(Surau.ID) — Kepolisian Daerah Nusa Tenggara Barat (Polda NTB) memecat Kepala Satuan Reserse Narkoba Polres Bima Kota, Ajun Komisaris Polisi (AKP) Malaungi, setelah penyidik menetapkannya sebagai tersangka kasus peredaran narkoba jenis sabu-sabu. Pemecatan dilakukan melalui sanksi Pemberhentian Tidak Dengan Hormat (PTDH) berdasarkan putusan sidang Majelis Etik Polri di Mapolda NTB, Senin (9/2).
Kepala Bidang Humas Polda NTB Komisaris Besar Polisi Mohammad Kholid menjelaskan, sidang kode etik telah menjatuhkan sanksi tegas terhadap perwira tersebut.
“Yang bersangkutan (AKP Malaungi) sudah disidang kode etik dan di-PTDH,” katanya melansir Antara, Senin (9/2).
Penyidik Direktorat Reserse Narkoba Polda NTB sebelumnya menetapkan AKP Malaungi sebagai tersangka setelah mengembangkan penyidikan kasus peredaran sabu-sabu.
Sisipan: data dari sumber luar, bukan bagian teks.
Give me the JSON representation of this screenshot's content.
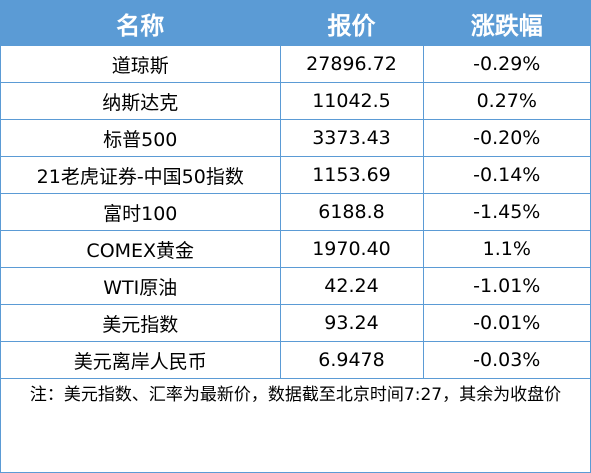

Penyidik menerapkan Pasal 114 ayat (2) juncto Pasal 132 ayat (1) Undang-Undang Nomor 35 Tahun 2009 tentang Narkotika jo. Undang-Undang Nomor 1 Tahun 2023 tentang KUHP jo. Undang-Undang Nomor 1 Tahun 2026 tentang Penyesuaian Pidana, atau Pasal 609 ayat (2) huruf a Undang-Undang Nomor 1 Tahun 2023 tentang KUHP jo Undang-Undang Nomor 1 Tahun 2026 tentang Penyesuaian Pidana.
Sabu 488 Gram Diamankan
Mengutip CNN Indonesia, dalam rangkaian penyidikan, petugas menemukan barang bukti sabu-sabu dengan berat bersih 488 gram. Penyidik mengamankan barang tersebut dari penggeledahan rumah dinas AKP Malaungi di kompleks Asrama Polres Bima Kota.
Barang bukti itu terungkap setelah AKP Malaungi menjalani tes urine dan hasilnya menunjukkan positif amphetamine, kandungan yang terdapat pada ekstasi, MDMA, dan methamphetamine yang merupakan kandungan sabu-sabu. Pengakuan yang bersangkutan kemudian mengarahkan penyidik pada lokasi penyimpanan barang bukti.
Kholid juga menjelaskan bahwa keterlibatan AKP Malaungi pertama kali terungkap dari hasil pemeriksaan terhadap Bripka Karol. Polisi sebelumnya menangkap Bripka Karol bersama istri dan dua rekannya dengan barang bukti puluhan gram sabu-sabu serta uang tunai puluhan juta rupiah yang diduga berasal dari transaksi narkoba.
Setelah menjatuhkan sanksi PTDH dan menetapkan status tersangka, Polda NTB langsung menahan AKP Malaungi di ruang penempatan khusus Bidang Propam Polda NTB.
“Yang bersangkutan sekarang sudah ditahan,” ujarnya.